The obvious name to mention here is Marshawn Lynch, possibly the NCAA's best back. He's a herky-jerky runner, but has great speed, strength, size, vision... everything.
Injuries have shortened quite a few of his regular season appearances, but when he's in the game he's making plays averaging a ridiculous 8.8 and 6.4 YPC the last two seasons. He's backed up by Justin Forsett, the West Coast answer to Northwestern's Tyrell Sutton. Both are elite college running talents and should find ways to challenge Tennessee's defense.
The big question here is what condition Cal's offensive line will be in. They lost three very good starters to the NFL and must adjust on the fly for this game. Expect a few breakdowns that kill a handful of Golden Bear drives, but not enough to put the brakes to their fantastic offense.

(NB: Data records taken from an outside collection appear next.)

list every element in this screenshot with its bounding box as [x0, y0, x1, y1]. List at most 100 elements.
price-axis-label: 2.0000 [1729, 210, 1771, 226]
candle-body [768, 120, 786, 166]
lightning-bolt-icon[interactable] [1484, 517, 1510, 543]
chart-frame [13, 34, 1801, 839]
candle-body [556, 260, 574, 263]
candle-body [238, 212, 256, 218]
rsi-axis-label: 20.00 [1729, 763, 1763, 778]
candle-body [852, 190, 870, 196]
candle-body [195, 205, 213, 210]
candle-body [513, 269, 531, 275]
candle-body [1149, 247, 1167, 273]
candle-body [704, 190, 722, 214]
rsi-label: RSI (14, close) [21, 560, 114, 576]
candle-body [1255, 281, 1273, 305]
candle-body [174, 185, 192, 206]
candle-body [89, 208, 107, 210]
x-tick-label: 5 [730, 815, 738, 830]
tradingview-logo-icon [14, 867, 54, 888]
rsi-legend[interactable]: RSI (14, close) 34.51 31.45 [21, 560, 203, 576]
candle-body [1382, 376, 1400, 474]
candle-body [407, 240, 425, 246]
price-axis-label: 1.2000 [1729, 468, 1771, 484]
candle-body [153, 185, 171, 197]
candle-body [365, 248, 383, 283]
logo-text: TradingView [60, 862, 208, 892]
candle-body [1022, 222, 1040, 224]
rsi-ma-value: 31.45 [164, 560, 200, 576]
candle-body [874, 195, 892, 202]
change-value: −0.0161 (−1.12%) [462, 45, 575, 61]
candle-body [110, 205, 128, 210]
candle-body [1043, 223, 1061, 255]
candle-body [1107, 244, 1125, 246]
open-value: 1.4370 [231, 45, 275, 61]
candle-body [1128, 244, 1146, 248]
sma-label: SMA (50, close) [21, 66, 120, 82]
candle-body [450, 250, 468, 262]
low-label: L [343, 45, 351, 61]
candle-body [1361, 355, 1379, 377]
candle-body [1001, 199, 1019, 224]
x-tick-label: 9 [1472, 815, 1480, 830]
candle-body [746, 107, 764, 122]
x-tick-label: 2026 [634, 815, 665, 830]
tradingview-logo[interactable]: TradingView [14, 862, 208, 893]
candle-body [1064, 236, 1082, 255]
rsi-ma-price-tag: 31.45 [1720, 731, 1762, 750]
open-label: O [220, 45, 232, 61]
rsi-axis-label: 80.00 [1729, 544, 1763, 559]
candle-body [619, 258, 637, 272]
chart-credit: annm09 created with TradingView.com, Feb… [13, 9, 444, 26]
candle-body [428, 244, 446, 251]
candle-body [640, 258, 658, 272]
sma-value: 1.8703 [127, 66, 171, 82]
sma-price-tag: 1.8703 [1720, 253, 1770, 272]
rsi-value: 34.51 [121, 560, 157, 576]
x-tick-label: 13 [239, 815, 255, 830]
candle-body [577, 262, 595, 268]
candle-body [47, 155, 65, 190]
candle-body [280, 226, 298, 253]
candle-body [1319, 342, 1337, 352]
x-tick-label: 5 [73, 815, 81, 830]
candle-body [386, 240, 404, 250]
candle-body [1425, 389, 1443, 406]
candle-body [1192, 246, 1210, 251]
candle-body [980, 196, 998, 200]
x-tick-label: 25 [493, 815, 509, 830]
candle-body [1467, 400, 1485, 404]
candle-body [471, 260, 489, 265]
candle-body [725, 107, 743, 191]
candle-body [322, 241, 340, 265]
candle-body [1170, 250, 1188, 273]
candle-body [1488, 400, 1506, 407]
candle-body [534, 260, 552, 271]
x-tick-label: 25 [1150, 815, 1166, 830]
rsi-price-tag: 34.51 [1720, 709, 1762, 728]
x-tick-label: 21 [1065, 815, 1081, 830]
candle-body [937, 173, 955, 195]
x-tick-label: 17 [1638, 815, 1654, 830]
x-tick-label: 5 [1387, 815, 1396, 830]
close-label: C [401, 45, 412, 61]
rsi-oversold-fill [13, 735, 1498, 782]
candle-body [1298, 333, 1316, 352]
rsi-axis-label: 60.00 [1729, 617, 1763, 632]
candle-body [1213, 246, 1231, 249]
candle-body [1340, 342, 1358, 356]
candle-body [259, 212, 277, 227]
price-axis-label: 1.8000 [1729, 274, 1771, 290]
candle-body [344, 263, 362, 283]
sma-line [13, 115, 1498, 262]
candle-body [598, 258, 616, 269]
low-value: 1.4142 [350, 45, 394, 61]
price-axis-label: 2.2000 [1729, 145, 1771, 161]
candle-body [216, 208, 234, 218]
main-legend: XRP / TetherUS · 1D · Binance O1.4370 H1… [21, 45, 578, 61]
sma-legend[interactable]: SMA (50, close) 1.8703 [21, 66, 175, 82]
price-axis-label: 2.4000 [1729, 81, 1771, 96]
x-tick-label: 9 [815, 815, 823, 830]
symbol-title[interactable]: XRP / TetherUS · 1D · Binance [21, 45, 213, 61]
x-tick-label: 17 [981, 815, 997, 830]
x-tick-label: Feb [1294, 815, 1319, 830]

With all that in mind, I'm favoring Cal here. Tennessee isn't Texas Tech, they aren't going to surprise California here or dazzle them with an unfamiliar offensive attack. The Vols are certainly a talented and proud team and should put up a fight in this game and could indeed make this a very close matchup, but I think their winning options are limited. I'd be very surprised to see Cal's balanced, diverse and efficient offense held under say, 20-25 points.
But I'd be equally surprised to see Tennessee score that many. In other words, their window of opportunity to claim victory here is narrow. They'll probably try to win with ball control, turnovers and intimidation and sneak out a 3-7 point victory or pray for a Cal meltdown that pushes that margin upward and onward. We don't know until the teams hit the field how the Cal players will react, how confident they'll perform and if they get psyched out of this game. If they aren't, they should all but assure themselves of victory. Their defense doesn't appear to be a pushover, and has All America candidates at defensive tackle and corner and one of the nation's finest sets of linebackers. They'll make the Vols work on offense just as Tennessee's defense will challenge Cal.
However, Cal has an efficient offense with schematic balance and very good offensive talents in players like Lynch, like Forsett, like receivers DeSean Jackson and Robert Jordan and tight end Craig Stevens. It's a fine group whereas the opponent continues to sort out its offensive woes in real time.
If Cal's intimidated this game can and will go south on them, but otherwise I simply don't see a consistent offensive threat materializing from the Volunteers. Cal's not the stereotypical Pac-10 team that is all-pass, no toughness along the lines and no run game. They play physical, they do run the ball, they do have depth and speed along the defense and have assembled what looks like a top 10 team for 2006. That cannot be ignored.
In other words, this matchup looks more like the 2003 (USC 23 Auburn 0) Pac-10/SEC opening week battle than 2004's (LSU 22, Oregon State 21), in my eyes.